The problem is
Find the variance $S^2$ for random sample of size 21 from a normal population with variance 5.
(Hint: Use the fact that the statistic $\frac{(n-1)S^2}{\sigma^2}$ has a Chi-squared distribution with n-1 degrees of freedom, for a normal population with variance $\sigma^2$)

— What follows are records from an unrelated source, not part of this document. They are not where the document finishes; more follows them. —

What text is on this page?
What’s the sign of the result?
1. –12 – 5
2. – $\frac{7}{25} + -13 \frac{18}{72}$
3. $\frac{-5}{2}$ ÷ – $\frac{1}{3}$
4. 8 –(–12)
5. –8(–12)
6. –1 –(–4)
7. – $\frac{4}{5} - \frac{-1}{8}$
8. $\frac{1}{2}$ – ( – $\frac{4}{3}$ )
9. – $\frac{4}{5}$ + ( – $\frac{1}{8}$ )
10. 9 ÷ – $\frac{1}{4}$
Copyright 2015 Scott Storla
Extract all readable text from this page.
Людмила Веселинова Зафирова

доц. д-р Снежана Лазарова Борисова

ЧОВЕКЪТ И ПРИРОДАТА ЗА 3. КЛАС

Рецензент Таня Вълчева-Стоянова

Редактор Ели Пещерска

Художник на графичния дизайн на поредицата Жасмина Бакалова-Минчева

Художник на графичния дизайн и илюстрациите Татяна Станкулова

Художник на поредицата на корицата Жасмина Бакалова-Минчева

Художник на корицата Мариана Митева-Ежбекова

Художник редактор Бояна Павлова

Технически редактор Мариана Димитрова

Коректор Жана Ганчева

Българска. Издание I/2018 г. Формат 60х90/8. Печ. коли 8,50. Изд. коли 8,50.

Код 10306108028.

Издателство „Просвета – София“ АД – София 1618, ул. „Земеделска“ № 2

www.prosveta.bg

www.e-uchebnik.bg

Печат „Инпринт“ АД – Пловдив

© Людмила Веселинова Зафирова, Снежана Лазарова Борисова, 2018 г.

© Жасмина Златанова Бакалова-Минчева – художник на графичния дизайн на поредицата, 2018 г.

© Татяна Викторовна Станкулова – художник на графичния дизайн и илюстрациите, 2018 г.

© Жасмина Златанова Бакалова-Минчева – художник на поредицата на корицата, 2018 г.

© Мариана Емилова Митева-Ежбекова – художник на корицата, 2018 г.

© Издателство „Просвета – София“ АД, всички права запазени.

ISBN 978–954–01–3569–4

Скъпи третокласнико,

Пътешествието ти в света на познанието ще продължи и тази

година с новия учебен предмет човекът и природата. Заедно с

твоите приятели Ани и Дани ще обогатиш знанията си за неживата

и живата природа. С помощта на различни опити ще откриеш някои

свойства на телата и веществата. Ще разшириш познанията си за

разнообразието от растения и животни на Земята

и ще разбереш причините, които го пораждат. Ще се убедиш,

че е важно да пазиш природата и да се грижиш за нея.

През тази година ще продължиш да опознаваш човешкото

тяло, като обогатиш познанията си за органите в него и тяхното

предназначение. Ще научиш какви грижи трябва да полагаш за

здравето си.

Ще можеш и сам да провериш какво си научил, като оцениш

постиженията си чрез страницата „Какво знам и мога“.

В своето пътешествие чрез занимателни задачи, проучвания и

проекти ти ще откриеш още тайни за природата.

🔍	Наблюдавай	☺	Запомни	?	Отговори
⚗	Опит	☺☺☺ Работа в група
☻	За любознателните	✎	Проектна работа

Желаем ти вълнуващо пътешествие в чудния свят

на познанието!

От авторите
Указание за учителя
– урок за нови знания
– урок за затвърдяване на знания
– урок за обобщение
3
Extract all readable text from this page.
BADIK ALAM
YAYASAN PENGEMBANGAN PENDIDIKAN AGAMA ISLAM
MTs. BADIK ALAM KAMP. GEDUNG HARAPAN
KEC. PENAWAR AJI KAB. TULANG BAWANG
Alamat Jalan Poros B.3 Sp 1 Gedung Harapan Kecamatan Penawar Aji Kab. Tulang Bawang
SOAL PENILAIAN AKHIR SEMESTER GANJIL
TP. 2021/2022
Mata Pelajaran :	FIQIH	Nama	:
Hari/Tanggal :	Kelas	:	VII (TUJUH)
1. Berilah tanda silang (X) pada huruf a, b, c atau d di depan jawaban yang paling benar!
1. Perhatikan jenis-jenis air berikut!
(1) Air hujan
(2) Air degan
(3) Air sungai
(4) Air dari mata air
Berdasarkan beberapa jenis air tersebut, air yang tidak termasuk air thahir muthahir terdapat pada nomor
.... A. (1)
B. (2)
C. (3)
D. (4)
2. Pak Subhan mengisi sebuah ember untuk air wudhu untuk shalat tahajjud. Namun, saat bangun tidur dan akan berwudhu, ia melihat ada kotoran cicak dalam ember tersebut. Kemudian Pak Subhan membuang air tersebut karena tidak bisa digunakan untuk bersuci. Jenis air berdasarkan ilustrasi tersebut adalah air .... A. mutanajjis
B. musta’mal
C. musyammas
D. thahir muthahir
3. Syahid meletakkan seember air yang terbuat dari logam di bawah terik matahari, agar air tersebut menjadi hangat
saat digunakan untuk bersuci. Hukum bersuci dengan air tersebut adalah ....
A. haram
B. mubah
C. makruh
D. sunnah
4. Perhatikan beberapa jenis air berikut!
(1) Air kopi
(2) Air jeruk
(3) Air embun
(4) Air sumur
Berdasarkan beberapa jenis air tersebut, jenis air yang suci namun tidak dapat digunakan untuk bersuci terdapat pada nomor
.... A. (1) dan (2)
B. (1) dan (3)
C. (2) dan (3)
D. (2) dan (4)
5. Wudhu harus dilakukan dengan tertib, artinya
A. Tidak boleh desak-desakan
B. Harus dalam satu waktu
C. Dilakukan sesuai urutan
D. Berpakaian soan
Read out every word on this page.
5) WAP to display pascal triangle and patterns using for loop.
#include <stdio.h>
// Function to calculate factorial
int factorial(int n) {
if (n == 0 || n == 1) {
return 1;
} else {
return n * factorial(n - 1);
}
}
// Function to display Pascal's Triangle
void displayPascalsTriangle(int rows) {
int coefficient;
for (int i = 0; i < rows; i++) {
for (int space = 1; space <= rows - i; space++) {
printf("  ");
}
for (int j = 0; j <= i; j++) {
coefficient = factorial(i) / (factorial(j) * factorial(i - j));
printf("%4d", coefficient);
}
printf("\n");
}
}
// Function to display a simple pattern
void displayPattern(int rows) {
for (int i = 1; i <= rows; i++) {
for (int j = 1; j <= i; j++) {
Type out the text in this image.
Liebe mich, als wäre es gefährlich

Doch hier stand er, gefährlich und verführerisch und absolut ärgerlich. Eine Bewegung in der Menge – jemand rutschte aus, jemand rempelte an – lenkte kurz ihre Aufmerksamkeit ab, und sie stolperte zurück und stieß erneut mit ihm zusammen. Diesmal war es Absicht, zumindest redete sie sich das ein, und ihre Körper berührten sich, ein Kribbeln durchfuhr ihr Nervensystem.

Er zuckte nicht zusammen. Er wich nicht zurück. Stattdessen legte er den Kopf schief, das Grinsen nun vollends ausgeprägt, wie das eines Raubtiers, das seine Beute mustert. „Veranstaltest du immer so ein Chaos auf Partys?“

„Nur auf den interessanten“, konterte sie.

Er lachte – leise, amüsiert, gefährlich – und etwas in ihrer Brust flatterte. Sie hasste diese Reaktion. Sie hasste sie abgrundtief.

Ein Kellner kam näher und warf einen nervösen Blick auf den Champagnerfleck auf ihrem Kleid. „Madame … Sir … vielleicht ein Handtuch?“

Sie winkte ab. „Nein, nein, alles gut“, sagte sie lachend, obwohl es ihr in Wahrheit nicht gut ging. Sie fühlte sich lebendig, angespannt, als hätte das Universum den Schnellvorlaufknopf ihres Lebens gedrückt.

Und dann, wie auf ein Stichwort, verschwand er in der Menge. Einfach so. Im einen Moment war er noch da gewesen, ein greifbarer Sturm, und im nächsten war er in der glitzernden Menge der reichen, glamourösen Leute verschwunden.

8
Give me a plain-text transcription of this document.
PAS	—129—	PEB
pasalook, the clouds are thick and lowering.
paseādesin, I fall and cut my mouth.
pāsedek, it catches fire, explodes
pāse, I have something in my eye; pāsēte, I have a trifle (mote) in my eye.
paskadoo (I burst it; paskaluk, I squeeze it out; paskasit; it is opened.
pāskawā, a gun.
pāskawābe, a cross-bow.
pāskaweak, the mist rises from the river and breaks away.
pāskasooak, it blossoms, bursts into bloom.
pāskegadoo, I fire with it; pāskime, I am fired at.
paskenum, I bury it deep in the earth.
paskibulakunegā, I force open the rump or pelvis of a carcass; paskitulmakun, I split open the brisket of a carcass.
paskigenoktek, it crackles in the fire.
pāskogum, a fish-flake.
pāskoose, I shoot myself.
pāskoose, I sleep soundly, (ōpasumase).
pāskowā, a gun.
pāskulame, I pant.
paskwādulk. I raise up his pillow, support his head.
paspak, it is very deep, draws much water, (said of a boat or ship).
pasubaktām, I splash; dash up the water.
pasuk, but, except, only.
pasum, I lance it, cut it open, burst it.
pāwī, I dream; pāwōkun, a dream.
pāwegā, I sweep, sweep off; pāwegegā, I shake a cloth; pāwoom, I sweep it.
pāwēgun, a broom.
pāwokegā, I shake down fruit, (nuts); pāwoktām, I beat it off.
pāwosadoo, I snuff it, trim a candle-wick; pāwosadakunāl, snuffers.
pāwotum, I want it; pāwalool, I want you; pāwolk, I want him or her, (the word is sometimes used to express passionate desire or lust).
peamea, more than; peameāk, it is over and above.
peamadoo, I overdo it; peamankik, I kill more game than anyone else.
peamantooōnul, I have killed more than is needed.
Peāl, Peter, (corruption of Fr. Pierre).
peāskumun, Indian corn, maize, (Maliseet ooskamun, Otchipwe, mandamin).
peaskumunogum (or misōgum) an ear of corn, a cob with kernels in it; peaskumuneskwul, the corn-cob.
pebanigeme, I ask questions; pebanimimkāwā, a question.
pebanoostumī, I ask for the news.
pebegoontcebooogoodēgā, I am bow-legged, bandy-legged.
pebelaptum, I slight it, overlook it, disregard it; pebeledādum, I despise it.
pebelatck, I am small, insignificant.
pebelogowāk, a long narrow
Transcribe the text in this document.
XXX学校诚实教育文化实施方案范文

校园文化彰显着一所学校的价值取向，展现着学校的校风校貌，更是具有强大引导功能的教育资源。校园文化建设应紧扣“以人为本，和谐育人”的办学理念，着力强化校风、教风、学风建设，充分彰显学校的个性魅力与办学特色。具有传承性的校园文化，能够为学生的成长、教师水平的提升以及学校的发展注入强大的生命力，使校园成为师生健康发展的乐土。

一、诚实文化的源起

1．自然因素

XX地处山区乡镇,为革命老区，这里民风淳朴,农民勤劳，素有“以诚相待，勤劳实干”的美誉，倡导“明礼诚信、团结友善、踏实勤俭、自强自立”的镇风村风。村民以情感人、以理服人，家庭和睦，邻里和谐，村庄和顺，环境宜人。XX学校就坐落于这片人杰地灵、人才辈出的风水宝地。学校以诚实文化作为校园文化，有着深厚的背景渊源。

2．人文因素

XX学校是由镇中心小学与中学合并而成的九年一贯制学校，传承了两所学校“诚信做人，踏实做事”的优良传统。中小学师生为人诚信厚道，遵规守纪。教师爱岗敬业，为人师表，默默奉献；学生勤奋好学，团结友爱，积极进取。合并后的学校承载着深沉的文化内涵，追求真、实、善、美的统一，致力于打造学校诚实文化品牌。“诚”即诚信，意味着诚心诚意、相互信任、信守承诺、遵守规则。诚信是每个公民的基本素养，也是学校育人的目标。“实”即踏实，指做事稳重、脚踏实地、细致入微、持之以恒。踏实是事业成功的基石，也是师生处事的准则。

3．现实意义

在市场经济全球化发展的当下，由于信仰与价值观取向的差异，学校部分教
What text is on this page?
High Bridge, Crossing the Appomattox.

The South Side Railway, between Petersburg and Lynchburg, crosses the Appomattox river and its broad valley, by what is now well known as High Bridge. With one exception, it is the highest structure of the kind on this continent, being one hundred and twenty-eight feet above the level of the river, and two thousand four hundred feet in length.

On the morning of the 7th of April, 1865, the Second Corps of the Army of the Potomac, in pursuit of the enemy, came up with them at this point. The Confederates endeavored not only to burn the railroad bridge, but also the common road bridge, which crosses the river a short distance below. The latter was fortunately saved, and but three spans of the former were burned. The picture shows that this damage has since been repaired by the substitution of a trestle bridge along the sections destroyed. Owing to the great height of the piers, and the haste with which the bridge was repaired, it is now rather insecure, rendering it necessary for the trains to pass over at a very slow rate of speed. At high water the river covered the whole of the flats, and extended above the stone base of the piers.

So I get that the statistic $\frac{(21-1)S^2}{5}$ has a Chi-squared distribution with 20 degrees of freedom. But I'm not sure how to proceed from there since I don't get how the Chi-squared distribution is related to getting the particular variance value.
Hint:
It is asked for $Var\left(S^2 \right)$. And we know that $\frac{(n-1)\cdot S^2}{\sigma^2} \sim \chi_{n-1}^2$ with $Var\left(\chi_{n-1}^2\right)=2(n-1)$. Thus
$$Var\left(\frac{(n-1)\cdot S^2}{\sigma^2} \right)=2\cdot (n-1),$$
where $(n-1)$ and $\sigma^2$ are constants.
$$\frac{(n-1)^2}{\sigma^4}Var\left( S^2 \right)=2\cdot (n-1)$$
Go on and solve the equation for $Var\left( S^2 \right)$.